Trauergottesdienst

Das Kreuz - Zeichen der Auferstehung

Ein Todesfall – ob erwartet oder unerwartet - verursacht Erschütterungen. Die Welt, wie man sie gekannt hat, bekommt Risse, oder sie stürzt ganz ein. Das Ende einer Beziehung wird als etwas Sinnloses erlebt. Man fühlt sich verlassen. Alles ist anders und vieles fremd. Oft braucht es einen langen Atem, bis man im eigenen Leben wieder zu Hause sein kann. Jemand sagt erst später: „Zuerst war alles anders, dann aber hat es mich verwandelt.“ Was einem geschehen ist, ist dann Teil der persönlichen Entwicklung geworden. Der Verlust wird nicht verleugnet, er wird aufgehoben – wie man etwas vom Boden aufhebt, mit sich trägt und damit etwas anfangen kann.

 

Der christliche Glaube nährt die Erfahrung: Der Tod macht nicht nur tot. In der Begegnung mit ihm kann die schöpferische Kraft der Auferstehung erfahren werden. Aus Leidenden werden Leid Tragende. Die Liebe ist dem Tod gewachsen. Mit der Zeit und nach vielen Auseinandersetzungen mit sich, mit andern und mit Gott („Warum lässt Du das zu!?“) wird es möglich, einen Dank zu einer Lebensgeschichte zu setzen. „Es ist, wie es ist!“, sagt dann jemand, ohne kraftlose Resignation, aber in einer zuversichtlichen Ruhe. Man hat sich mit seinem Leben versöhnen können.

 

Gerade bei Schicksalsschlägen ist seelsorgerliche Begleitung wichtig.

 

So sind  auch öffentliche Gottesdienste anlässlich einer Bestattung hilfreich, auch wenn die Trauer immer ein ganz persönlicher Weg bleibt. Wenn es einem selbst die Sprache verschlagen hat, sind andere da, die stellvertretend klagen, beten, singen – bis man selber zu den eigenen Ausdrucksmöglichkeiten findet. Zudem wird allen, die in Beziehung zur verstorbenen Person gestanden sind, ein persönlicher Abschied ermöglicht.

 
Die Trauergottesdienste unserer Kirchengemeinde finden auf den Friedhöfen in Roßwälden bzw. Weiler statt, auf Wunsch der Angehörigen auch in der Benediktskirche Roßwälden bzw. in der Blasiuskirche Weiler.

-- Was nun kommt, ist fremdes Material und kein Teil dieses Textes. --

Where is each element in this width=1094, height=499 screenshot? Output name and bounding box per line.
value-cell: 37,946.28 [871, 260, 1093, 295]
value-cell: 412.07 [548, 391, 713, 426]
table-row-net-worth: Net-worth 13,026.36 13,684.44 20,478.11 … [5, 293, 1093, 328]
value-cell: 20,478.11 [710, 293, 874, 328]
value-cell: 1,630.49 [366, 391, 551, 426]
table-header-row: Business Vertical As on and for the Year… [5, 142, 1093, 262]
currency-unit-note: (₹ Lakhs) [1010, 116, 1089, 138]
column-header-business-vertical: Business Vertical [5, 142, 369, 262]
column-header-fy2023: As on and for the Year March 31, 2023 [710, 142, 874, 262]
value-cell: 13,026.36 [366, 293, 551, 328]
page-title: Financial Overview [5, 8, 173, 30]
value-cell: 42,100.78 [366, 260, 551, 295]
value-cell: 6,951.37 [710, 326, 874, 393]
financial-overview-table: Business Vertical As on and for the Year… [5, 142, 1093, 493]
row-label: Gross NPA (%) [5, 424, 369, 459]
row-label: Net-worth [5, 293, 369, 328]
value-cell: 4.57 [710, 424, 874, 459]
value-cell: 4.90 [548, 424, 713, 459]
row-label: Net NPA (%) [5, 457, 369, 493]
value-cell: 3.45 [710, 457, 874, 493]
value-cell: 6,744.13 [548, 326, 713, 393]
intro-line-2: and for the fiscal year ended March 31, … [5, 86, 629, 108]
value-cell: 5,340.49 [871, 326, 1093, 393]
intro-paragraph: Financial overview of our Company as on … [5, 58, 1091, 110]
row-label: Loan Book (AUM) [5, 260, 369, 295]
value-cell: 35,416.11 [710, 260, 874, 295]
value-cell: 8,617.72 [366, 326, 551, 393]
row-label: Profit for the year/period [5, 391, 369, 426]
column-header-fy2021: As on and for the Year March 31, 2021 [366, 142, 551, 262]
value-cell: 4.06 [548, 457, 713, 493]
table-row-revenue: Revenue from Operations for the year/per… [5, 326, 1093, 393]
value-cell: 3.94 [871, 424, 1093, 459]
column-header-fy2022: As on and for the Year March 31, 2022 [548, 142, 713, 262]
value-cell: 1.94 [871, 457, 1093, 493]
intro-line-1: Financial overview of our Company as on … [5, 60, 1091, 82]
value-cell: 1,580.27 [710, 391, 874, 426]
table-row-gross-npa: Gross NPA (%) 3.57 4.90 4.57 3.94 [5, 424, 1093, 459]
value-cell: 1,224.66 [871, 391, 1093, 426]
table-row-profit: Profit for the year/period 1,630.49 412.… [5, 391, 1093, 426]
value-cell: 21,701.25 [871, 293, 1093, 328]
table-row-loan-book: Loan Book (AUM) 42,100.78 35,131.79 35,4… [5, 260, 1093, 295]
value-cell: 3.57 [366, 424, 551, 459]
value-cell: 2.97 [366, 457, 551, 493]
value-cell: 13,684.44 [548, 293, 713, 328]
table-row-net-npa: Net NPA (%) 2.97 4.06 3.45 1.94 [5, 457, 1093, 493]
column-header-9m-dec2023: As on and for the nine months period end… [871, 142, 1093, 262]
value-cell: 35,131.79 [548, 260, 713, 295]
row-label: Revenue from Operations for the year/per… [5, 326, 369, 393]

Die kirchliche Bestattung setzt voraus, dass der Verstorbene bei seinem Tod Glied der evangelischen Kirche war.
Auf Bitten der Angehörigen kann ein Verstorbener aber auch kirchlich bestattet werden, 
- wenn er bei seinem Tod Glied einer anderen christlichen Kirche war oder
- wenn er nur durch seinen Tod daran gehindert wurde, in die evangelische Kirche einzutreten.

 

Wenn ein Angehöriger gestorben ist, nehmen Sie bitte möglichst bald Kontakt mit dem Pfarramt Roßwälden – Weiler, Tel. 07163/8111 auf. Außer einem ersten kurzen Gespräch über Ihre Situation können Sie dabei auch besprechen, wann Pfarrer Kohnke  für ein persönliches Gespräch mit Ihnen und den Trauergottesdienst Zeit hat.

 

Die Festlegung des Bestattungstermins erfolgt dann durch das Bestattungsinstitut/Friedhofsamt – nach Rücksprache mit dem zuständigen Pfarrer.